Ce qui ajoute à la lourdeur, explique-t-elle, c’est le déconfinement généralisé qui s’est installé depuis deux semaines et auquel les familles du quartier n’échappent pas.

Nous, on est en pandémie dans le CPE, et à l’extérieur, la vie a repris son cours. C’est vraiment, vraiment frustrant.

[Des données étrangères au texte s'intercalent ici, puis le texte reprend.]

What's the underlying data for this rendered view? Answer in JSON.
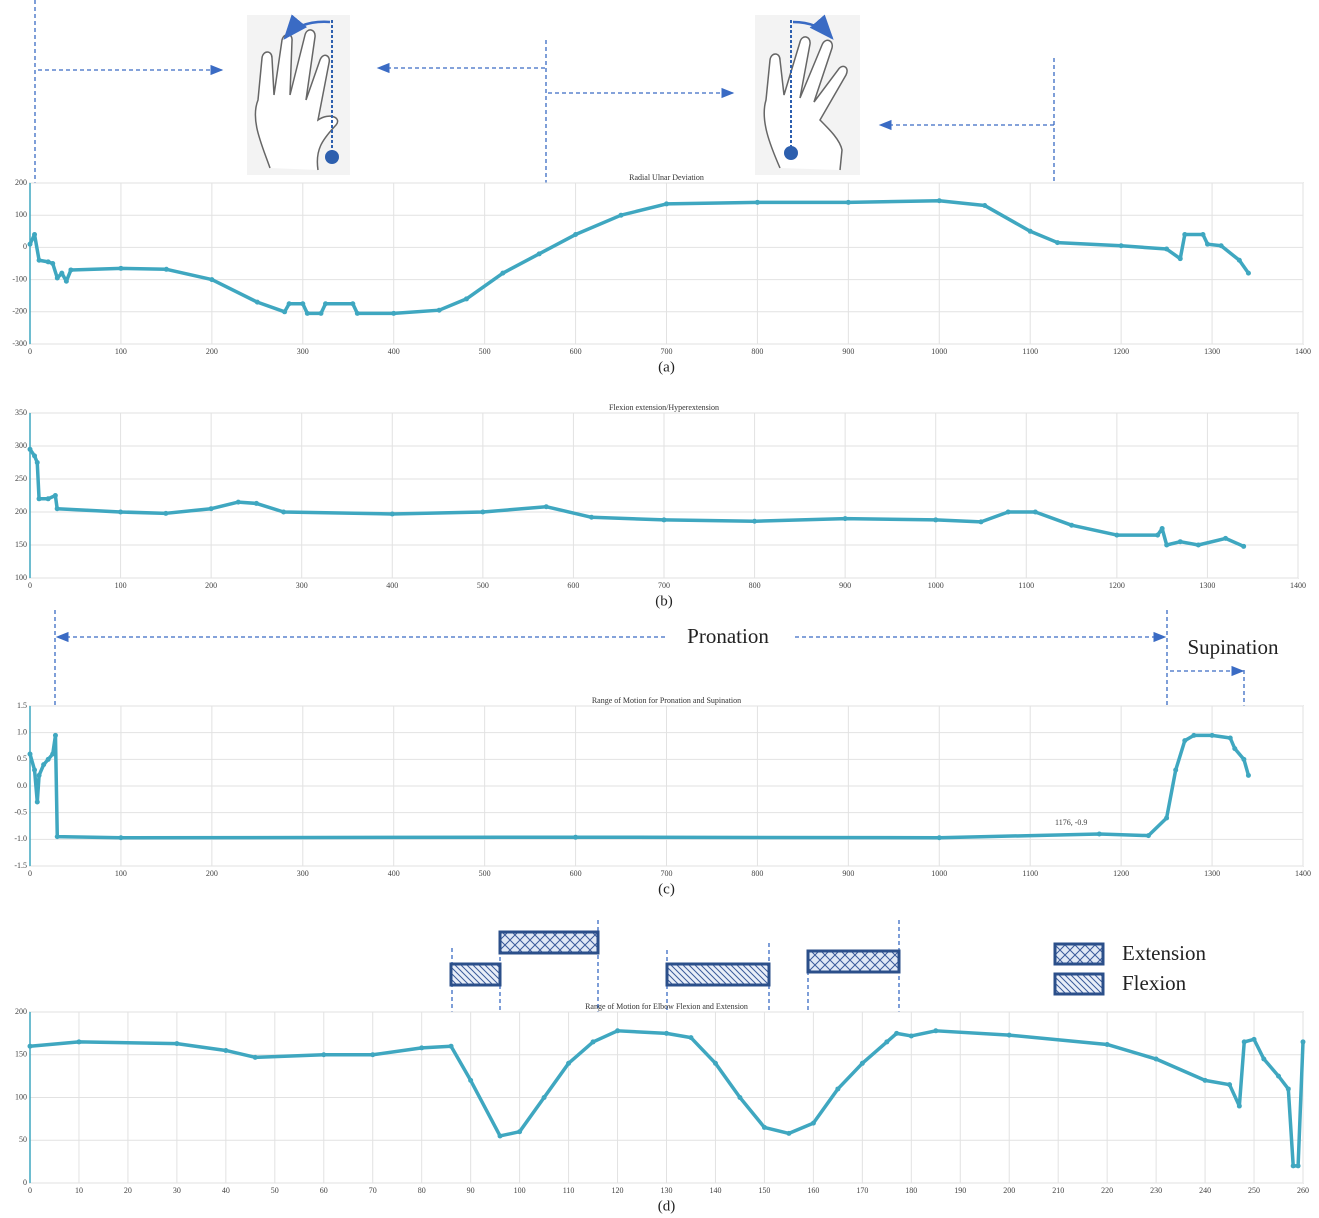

Jo-Anne Madaire, éducatrice certifiée en petite enfance

« En face du CPE, on a un parc avec jeux d’eau. Si on y va, on gère le nombre d’enfants par module, on désinfecte tout. On n’a pas le droit de les laisser aller. On a des mesures très strictes à respecter. Et le soir, les parents viennent chercher leurs enfants, puis ils traversent tous au parc, les enfants jouent ensemble, les parents parlent ensemble, un à côté de l’autre. C’est quasiment insultant », témoigne l’éducatrice, qui se sent « délaissée par le ministère de la Famille », qui, selon elle, devrait donner un peu d’air aux CPE devant cette nouvelle réalité.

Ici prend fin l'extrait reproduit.